# Zeppelin 20 weeks!



## Bcannie (Jul 8, 2009)

It is SO hard to get a picture of a zooming puppy, and a black faced one at that! Her tan patches on her face and chest are fading and she is blacker there, but of course her legs are losing the black. I hope she has the same coloring as her big brother Trent!



















I KNOW I can get all three of these in my mouth at once if I try hard enough!


----------



## Jason L (Mar 20, 2009)

> Originally Posted By: bcannie
> I KNOW I can get all three of these in my mouth at once if I try hard enough!


I like how this cutie pie thinks!


----------



## Raziel (Sep 29, 2009)

great pics! what a gorgeous girl!!!


----------



## middleofnowhere (Dec 20, 2000)

Hah! You drugged her to get those photos!









She's a cutie, lots darker than Valkyrie!


----------



## doggiedad (Dec 2, 2007)

what "Led" you to Zeppelin??? nice looking
puppers.


----------



## Bcannie (Jul 8, 2009)

> Originally Posted By: doggiedadwhat "Led" you to Zeppelin??? nice looking
> puppers.


Do you mean the name or the dog?











> Originally Posted By: middleofnowhereHah! You drugged her to get those photos!
> 
> 
> 
> ...


These are some of the first still pics I have been able to get!! I was thinking how calm she looked when I posted them!

I just noticed the face darkening this last week. Her legs have lightened up alot too.


----------



## JakodaCD OA (May 14, 2000)

she is gorgeous !!!


----------



## Rei (Oct 10, 2008)

Woah, now THIS is the puppy that *occasionally* acts up? I don't believe it! She looks like an absolute angel... albeit a very determined, spunky little angel. Was Trent ever that cute?

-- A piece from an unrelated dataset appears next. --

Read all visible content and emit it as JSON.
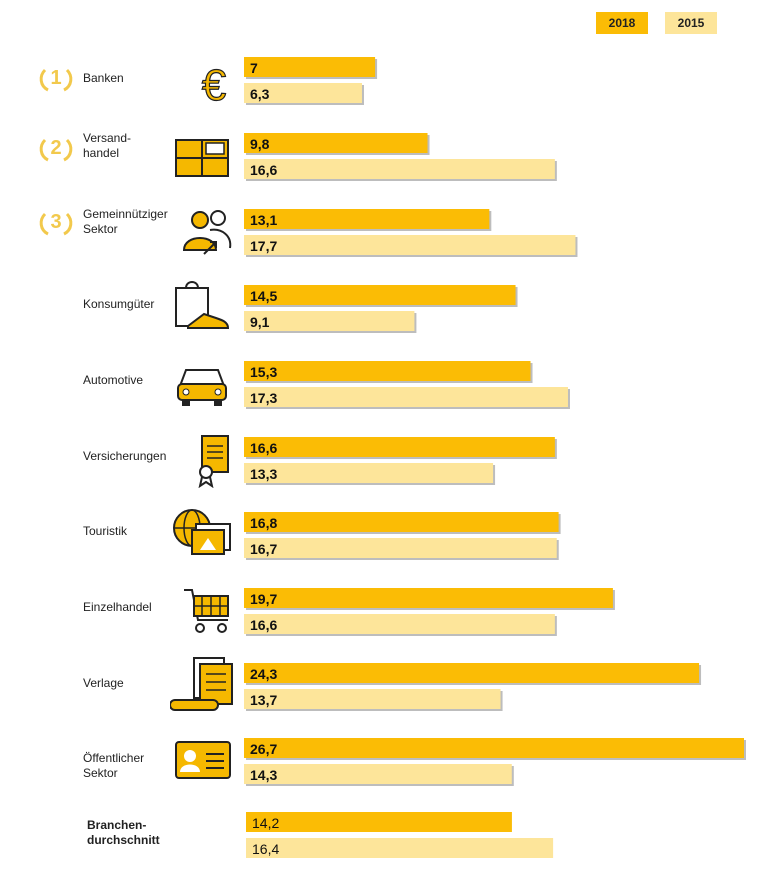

I have to admit I'm overcome by puppy fever right now - what a beauty
















Trent's coloring was very similar at this age. His cheek markings faded and his face darkened, while his legs seemed to have lightened in the front and back.


----------



## cassadee7 (Nov 26, 2009)

Oh cool I didnt know there was another vom HausReid on the board! Does she had the same sire and dam as Trent? She is gorgeous


----------



## Bcannie (Jul 8, 2009)

> Originally Posted By: cassadee7Oh cool I didnt know there was another vom HausReid on the board! Does she had the same sire and dam as Trent? She is gorgeous


Yes, same sire and dam. There are a few more of us around also, but some don't come here too often. Middleofnowhere has one from a litter two weeks after mine, and someone else has one from my pups litter, as well as someone who has a Trent littermate.


----------



## littledmc17 (Apr 9, 2008)

so handsome 
Looks like my Brady at that age


----------



## doggiedad (Dec 2, 2007)

very good, very, very good!!!



> Originally Posted By: bcannie
> 
> 
> > Originally Posted By: doggiedadwhat "Led" you to Zeppelin??? nice looking
> ...


----------



## middleofnowhere (Dec 20, 2000)

And the late Barker the Younger was a vom Hause Reid dog.


----------



## Bcannie (Jul 8, 2009)

I need more pics of Valkyrie! (How's the barking going btw?)


----------



## ch3ckpo1nt (Nov 30, 2009)

Wish my pups ears were up







Turns 20 weeks next Sunday. Cute pup you got there!


----------



## Bcannie (Jul 8, 2009)

ch3ckpo1nt... I don't know if it has anything to do with it, but it seems like in the past the larger my sheps were full grown, the longer their ears took to stand up. Although Trent's (REI's pup) were up from the time she brought him home and he is not small. Zep's did the one eared flop and then the teepee thing for awhile before standing up. How did the taping go with your pup?


----------



## doggiedad (Dec 2, 2007)

help me, i don't understand your comment.



> Originally Posted By: middleofnowhereAnd the late Barker the Younger was a vom Hause Reid dog.


----------



## middleofnowhere (Dec 20, 2000)

DD - Valkyrie is my second vom Haus Reid dog. Barker the Younger died February 1 2009. She was another Ray Reid dog. (Clearer?)


----------



## mjbgsd (Jun 29, 2004)

What an adorable puppy!


----------



## middleofnowhere (Dec 20, 2000)

You gottem!

Lots of Barking at Petsmart! Whooo that place has an echo! Some barking at the barn. Barks when tied to a stationary tether at the barn. Occassionally barks at me. Barks at the rake big time. (Kill It! Kill It!)


----------



## ch3ckpo1nt (Nov 30, 2009)

> Originally Posted By: bcanniech3ckpo1nt... I don't know if it has anything to do with it, but it seems like in the past the larger my sheps were full grown, the longer their ears took to stand up. Although Trent's (REI's pup) were up from the time she brought him home and he is not small. Zep's did the one eared flop and then the teepee thing for awhile before standing up. How did the taping go with your pup?


Eh, one ear is just flopping over the head and the other one just lays down. I took the strips out because they weren't working well. On occasion, both ears will stand but only a minute or so. Time will tell.


----------